New research indicates that the most recent major collision in our galaxy occurred billions of years later than previously believed.
Using data from the Gaia spacecraft, researchers found that the Milky Way’s last major galactic collision happened less than three billion years ago, not the eight to 11 billion years previously thought.
Rensselaer Polytechnic Institute’s Heidi Jo Newberg, Ph.D., professor of astronomy; Tom Donlon, Ph.D., a visiting researcher at Rensselaer and a postdoctoral researcher at the University of Alabama; and their team have recently published research that reveals a shocking discovery about the history of our universe: the Milky Way Galaxy’s last major collision occurred billions of years later than previously thought.
The discovery was made possible by the European Space Agency’s Gaia spacecraft, which is mapping more than a billion stars throughout the Milky Way and beyond, tracking their motion, luminosity, temperature, and composition. Newberg, a renowned astrophysicist and Milky Way expert, and Donlon focused on the so-called “wrinkles” in our galaxy, which are formed when other galaxies collide with the Milky Way.
“We get wrinklier as we age, but our work reveals that the opposite is true for the Milky Way. It’s a sort of cosmic Benjamin Button, getting less wrinkly over time,” said Donlon, lead author of the new Gaia study, which also served as his doctoral thesis at Rensselaer. “By looking at how these wrinkles dissipate over time, we can trace when the Milky Way experienced its last big crash – and it turns out this happened billions of years later than we thought.”
A Revised Galactic Timeline
By comparing their observations of the wrinkles with cosmological simulations, the team was able to determine that our last significant collision with another galaxy did not, in fact, occur between eight and 11 billion years ago, as previously believed.

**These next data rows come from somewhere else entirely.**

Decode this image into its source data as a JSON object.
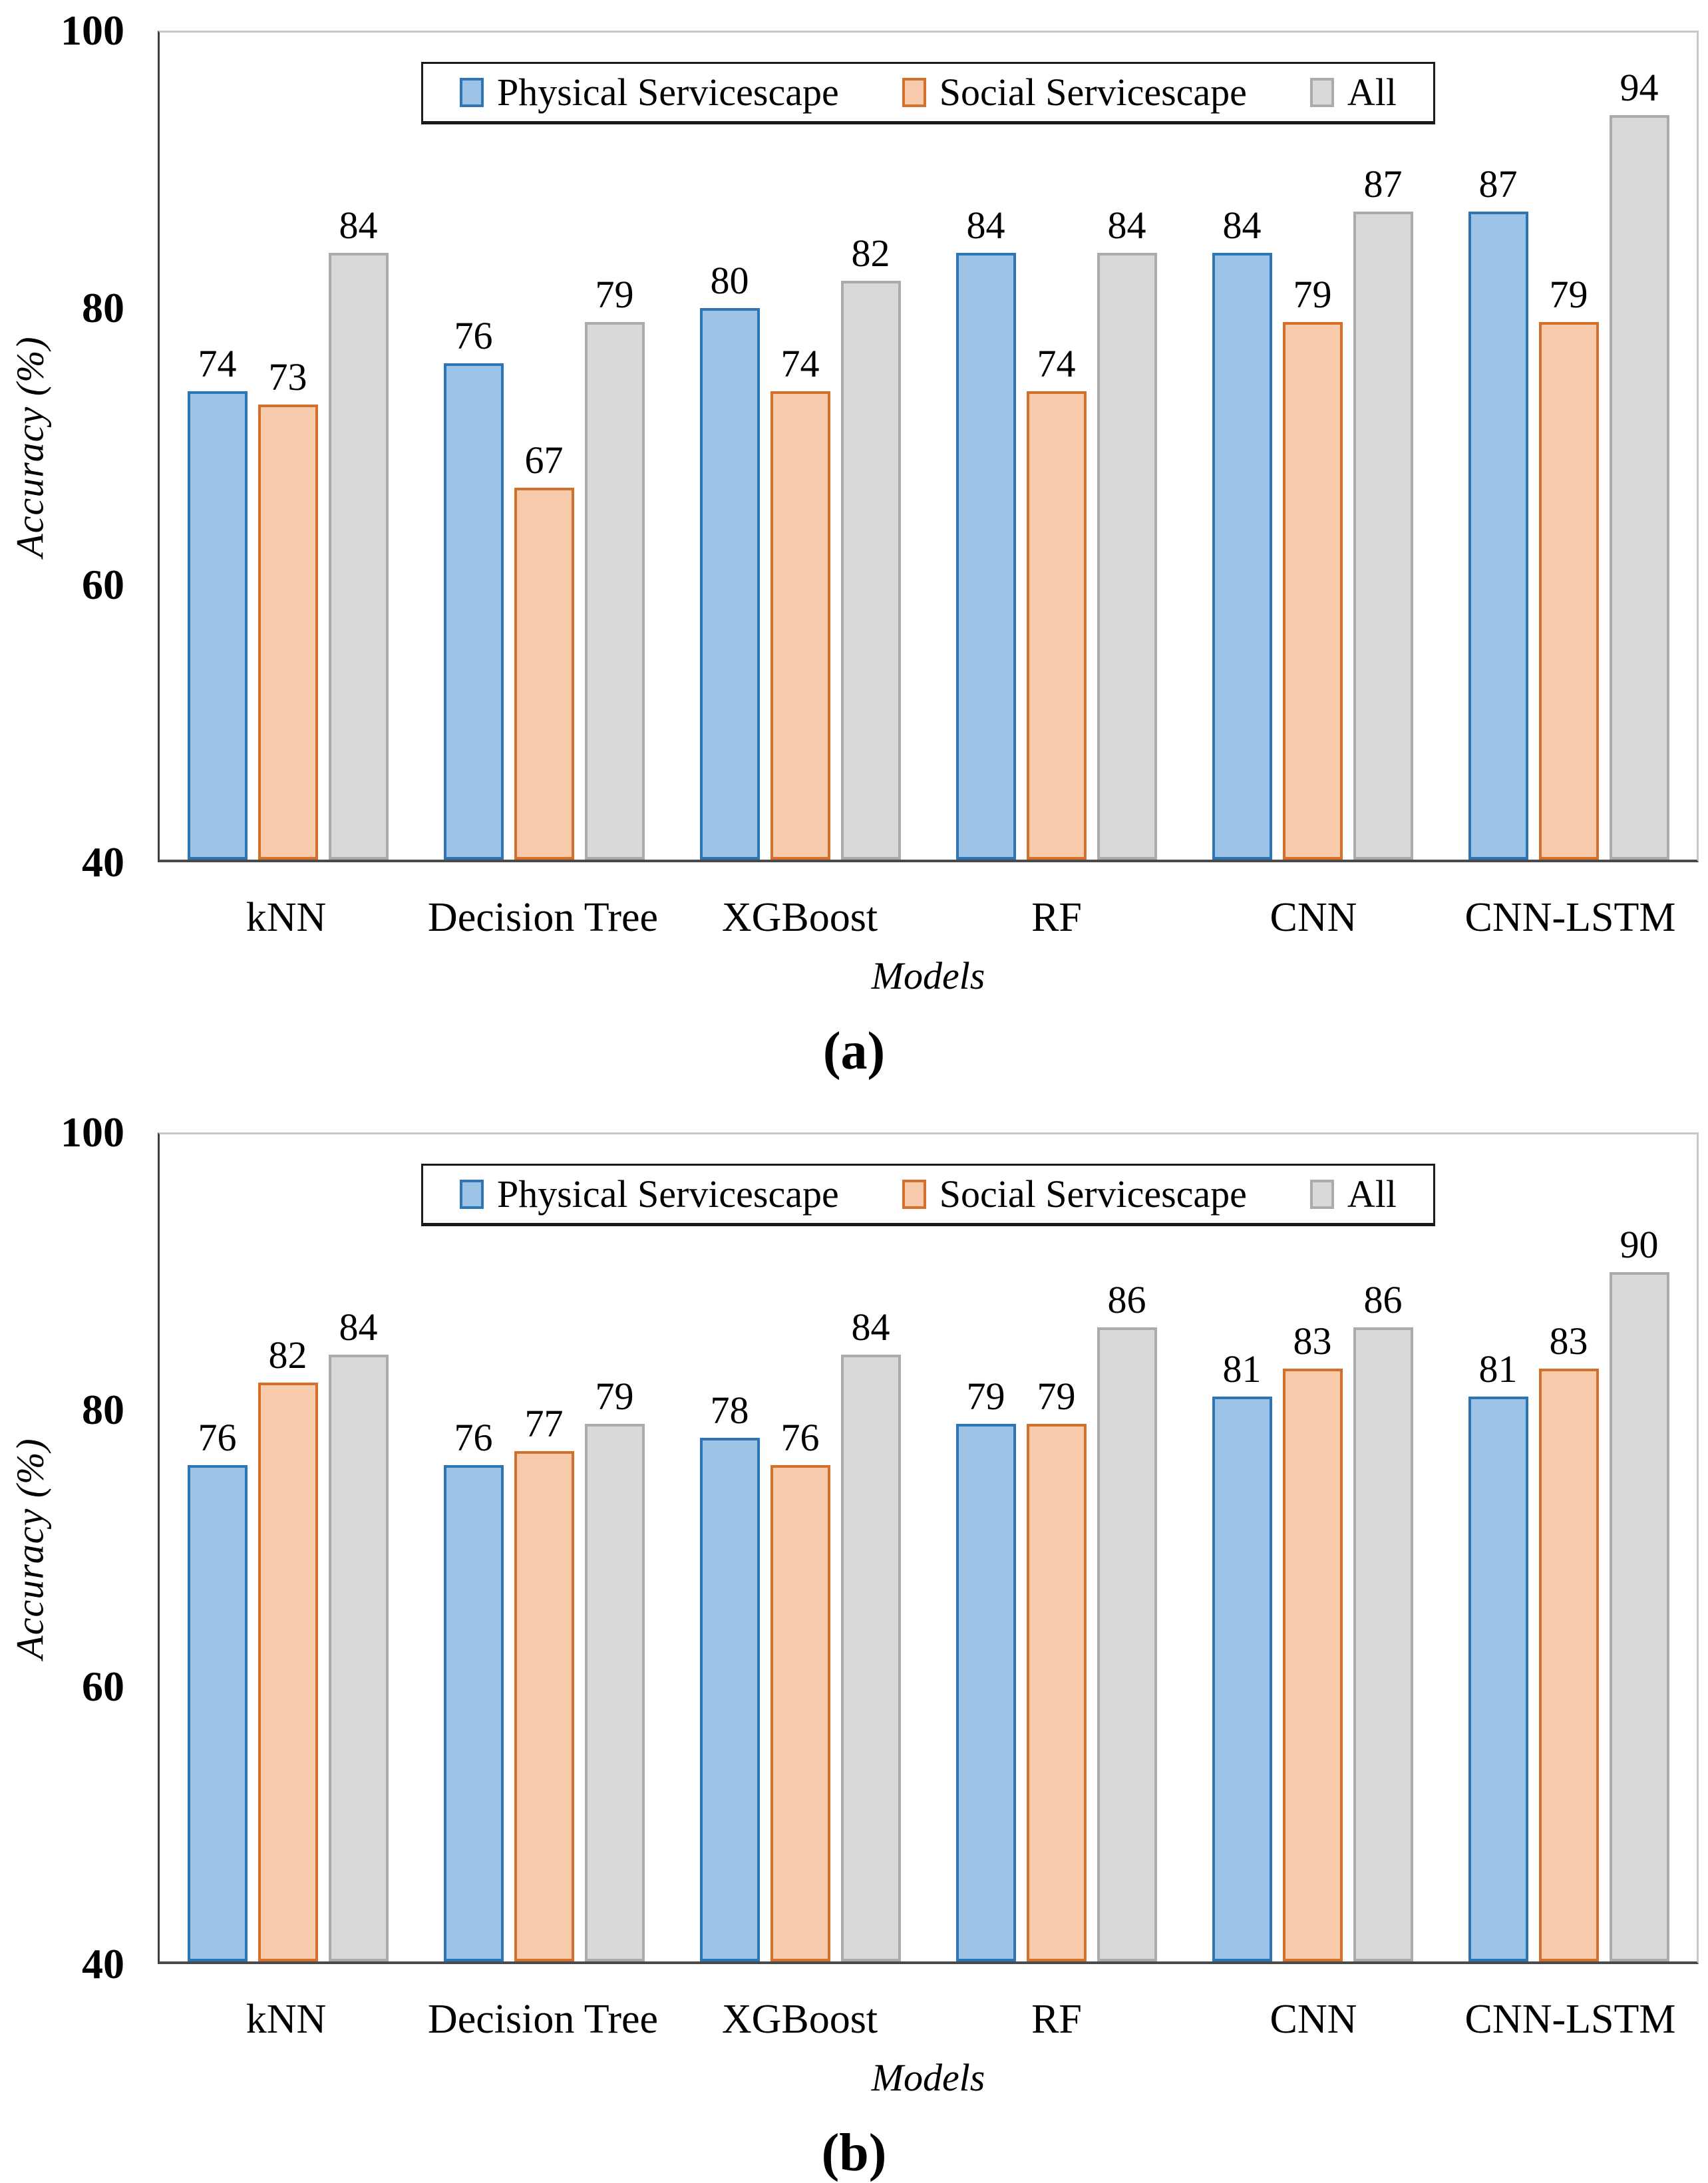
{
  "colors": {
    "axis_dark": "#3f3f3f",
    "plot_border_light": "#c8c8c8",
    "legend_border": "#1a1a1a",
    "text": "#000000",
    "background": "#ffffff"
  },
  "series_style": [
    {
      "fill": "#9DC3E6",
      "border": "#2E75B6"
    },
    {
      "fill": "#F8CBAD",
      "border": "#D2702C"
    },
    {
      "fill": "#D9D9D9",
      "border": "#ABABAB"
    }
  ],
  "chart_data": [
    {
      "type": "bar",
      "panel_label": "(a)",
      "xlabel": "Models",
      "ylabel": "Accuracy (%)",
      "ylim": [
        40,
        100
      ],
      "yticks": [
        100,
        80,
        60,
        40
      ],
      "grid": false,
      "legend_position": "top-center-inside",
      "categories": [
        "kNN",
        "Decision Tree",
        "XGBoost",
        "RF",
        "CNN",
        "CNN-LSTM"
      ],
      "series": [
        {
          "name": "Physical Servicescape",
          "values": [
            74,
            76,
            80,
            84,
            84,
            87
          ]
        },
        {
          "name": "Social Servicescape",
          "values": [
            73,
            67,
            74,
            74,
            79,
            79
          ]
        },
        {
          "name": "All",
          "values": [
            84,
            79,
            82,
            84,
            87,
            94
          ]
        }
      ]
    },
    {
      "type": "bar",
      "panel_label": "(b)",
      "xlabel": "Models",
      "ylabel": "Accuracy (%)",
      "ylim": [
        40,
        100
      ],
      "yticks": [
        100,
        80,
        60,
        40
      ],
      "grid": false,
      "legend_position": "top-center-inside",
      "categories": [
        "kNN",
        "Decision Tree",
        "XGBoost",
        "RF",
        "CNN",
        "CNN-LSTM"
      ],
      "series": [
        {
          "name": "Physical Servicescape",
          "values": [
            76,
            76,
            78,
            79,
            81,
            81
          ]
        },
        {
          "name": "Social Servicescape",
          "values": [
            82,
            77,
            76,
            79,
            83,
            83
          ]
        },
        {
          "name": "All",
          "values": [
            84,
            79,
            84,
            86,
            86,
            90
          ]
        }
      ]
    }
  ]
}
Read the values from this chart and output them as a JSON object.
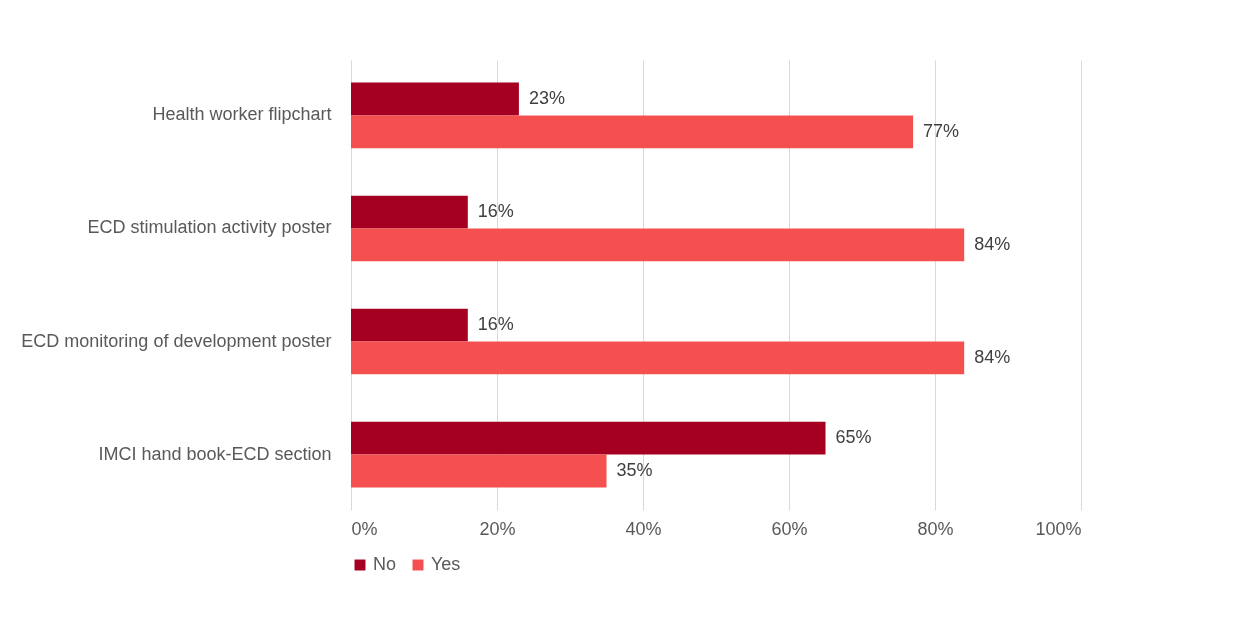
{
  "chart_data": {
    "type": "bar",
    "orientation": "horizontal",
    "categories": [
      "Health worker flipchart",
      "ECD stimulation activity poster",
      "ECD monitoring of development poster",
      "IMCI hand book-ECD section"
    ],
    "series": [
      {
        "name": "No",
        "color": "#a50021",
        "values": [
          23,
          16,
          16,
          65
        ],
        "value_labels": [
          "23%",
          "16%",
          "16%",
          "65%"
        ]
      },
      {
        "name": "Yes",
        "color": "#f55050",
        "values": [
          77,
          84,
          84,
          35
        ],
        "value_labels": [
          "77%",
          "84%",
          "84%",
          "35%"
        ]
      }
    ],
    "xlim": [
      0,
      100
    ],
    "xticks": [
      {
        "value": 0,
        "label": "0%"
      },
      {
        "value": 20,
        "label": "20%"
      },
      {
        "value": 40,
        "label": "40%"
      },
      {
        "value": 60,
        "label": "60%"
      },
      {
        "value": 80,
        "label": "80%"
      },
      {
        "value": 100,
        "label": "100%"
      }
    ],
    "grid": "x",
    "legend": "bottom"
  }
}
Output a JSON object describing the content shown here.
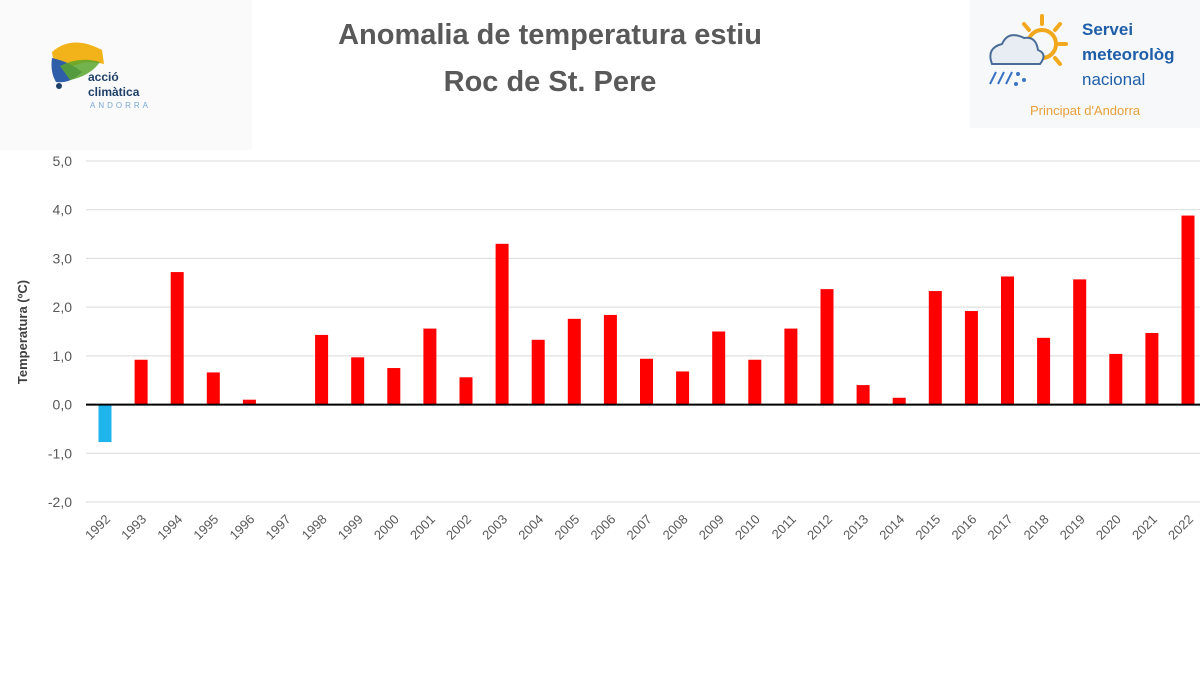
{
  "header": {
    "title_line1": "Anomalia de temperatura estiu",
    "title_line2": "Roc de St. Pere"
  },
  "logo_left": {
    "line1": "acció",
    "line2": "climàtica",
    "line3": "ANDORRA"
  },
  "logo_right": {
    "line1": "Servei",
    "line2": "meteorològ",
    "line3": "nacional",
    "line4": "Principat d'Andorra"
  },
  "colors": {
    "positive": "#ff0000",
    "negative": "#1fb4ec",
    "title": "#595959",
    "axis_text": "#595959",
    "grid": "#d9d9d9",
    "zero_line": "#000000"
  },
  "chart_data": {
    "type": "bar",
    "title": "Anomalia de temperatura estiu Roc de St. Pere",
    "xlabel": "",
    "ylabel": "Temperatura (ºC)",
    "ylim": [
      -2.0,
      5.0
    ],
    "yticks": [
      "5,0",
      "4,0",
      "3,0",
      "2,0",
      "1,0",
      "0,0",
      "-1,0",
      "-2,0"
    ],
    "grid": true,
    "legend": "none",
    "categories": [
      "1992",
      "1993",
      "1994",
      "1995",
      "1996",
      "1997",
      "1998",
      "1999",
      "2000",
      "2001",
      "2002",
      "2003",
      "2004",
      "2005",
      "2006",
      "2007",
      "2008",
      "2009",
      "2010",
      "2011",
      "2012",
      "2013",
      "2014",
      "2015",
      "2016",
      "2017",
      "2018",
      "2019",
      "2020",
      "2021",
      "2022"
    ],
    "values": [
      -0.77,
      0.92,
      2.72,
      0.66,
      0.1,
      0.0,
      1.43,
      0.97,
      0.75,
      1.56,
      0.56,
      3.3,
      1.33,
      1.76,
      1.84,
      0.94,
      0.68,
      1.5,
      0.92,
      1.56,
      2.37,
      0.4,
      0.14,
      2.33,
      1.92,
      2.63,
      1.37,
      2.57,
      1.04,
      1.47,
      3.88
    ]
  }
}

“For the wrinkles of stars to be as obvious as they appear in Gaia data, they must have joined us no less than three billion years ago – at least five billion years later than was previously thought,” said Newberg, Donlon’s thesis adviser at Rensselaer. “New wrinkles of stars form each time the stars swing back and forth through the center of the Milky Way. If they’d joined us eight billion years ago, there would be so many wrinkles right next to each other that we would no longer see them as separate features.”
Implications of the New Findings
The collision is thought to have resulted in a large number of stars with unusual orbits. Previously, scientists dated it at between eight and 11 billion years ago in a collision called the Gaia-Sausage-Enceladus (GSE) merger. Rather, Newberg and Donlon’s findings indicate that the stars may have resulted from the Virgo Radial Merger, which crashed through the center of the Milky Way less than three billion years ago.
“Gaia is a hugely productive mission that’s transforming our view of the cosmos,” says Timo Prusti, Ph.D., Project Scientist for Gaia at the European Space Agency. “Results like this are made possible due to incredible teamwork and collaboration between a huge number of scientists and engineers across Europe and beyond.”
“Through this study, Doctors Newberg and Donlon have made a startling discovery about the history of the Milky Way galaxy,” said Curt Breneman, Ph.D., dean of the School of Science. “Gaia data is offering unprecedented opportunities to better understand our universe, and I am thrilled that Rensselaer researchers were able to harness the power of this incredibly detailed new data.”
Reference: “The debris of the ‘last major merger’ is dynamically young” by Thomas Donlon, Heidi Jo Newberg, Robyn Sanderson, Emily Bregou, Danny Horta, Arpit Arora and Nondh Panithanpaisal, 16 May 2024, Monthly Notices of the Royal Astronomical Society.
DOI: 10.1093/mnras/stae1264
Newberg and Donlon were joined in research by Robyn Sanderson, Ph.D., of the University of Pennsylvania and Flatiron Institute; Emily Bregou, Ph.D., Arpit Arora, Ph.D., and Nondh Panithanpaisal, Ph.D. of the University of Pennsylvania; and Danny Horta, Ph.D., of the Flatiron Institute and the Astrophysics Research Institute.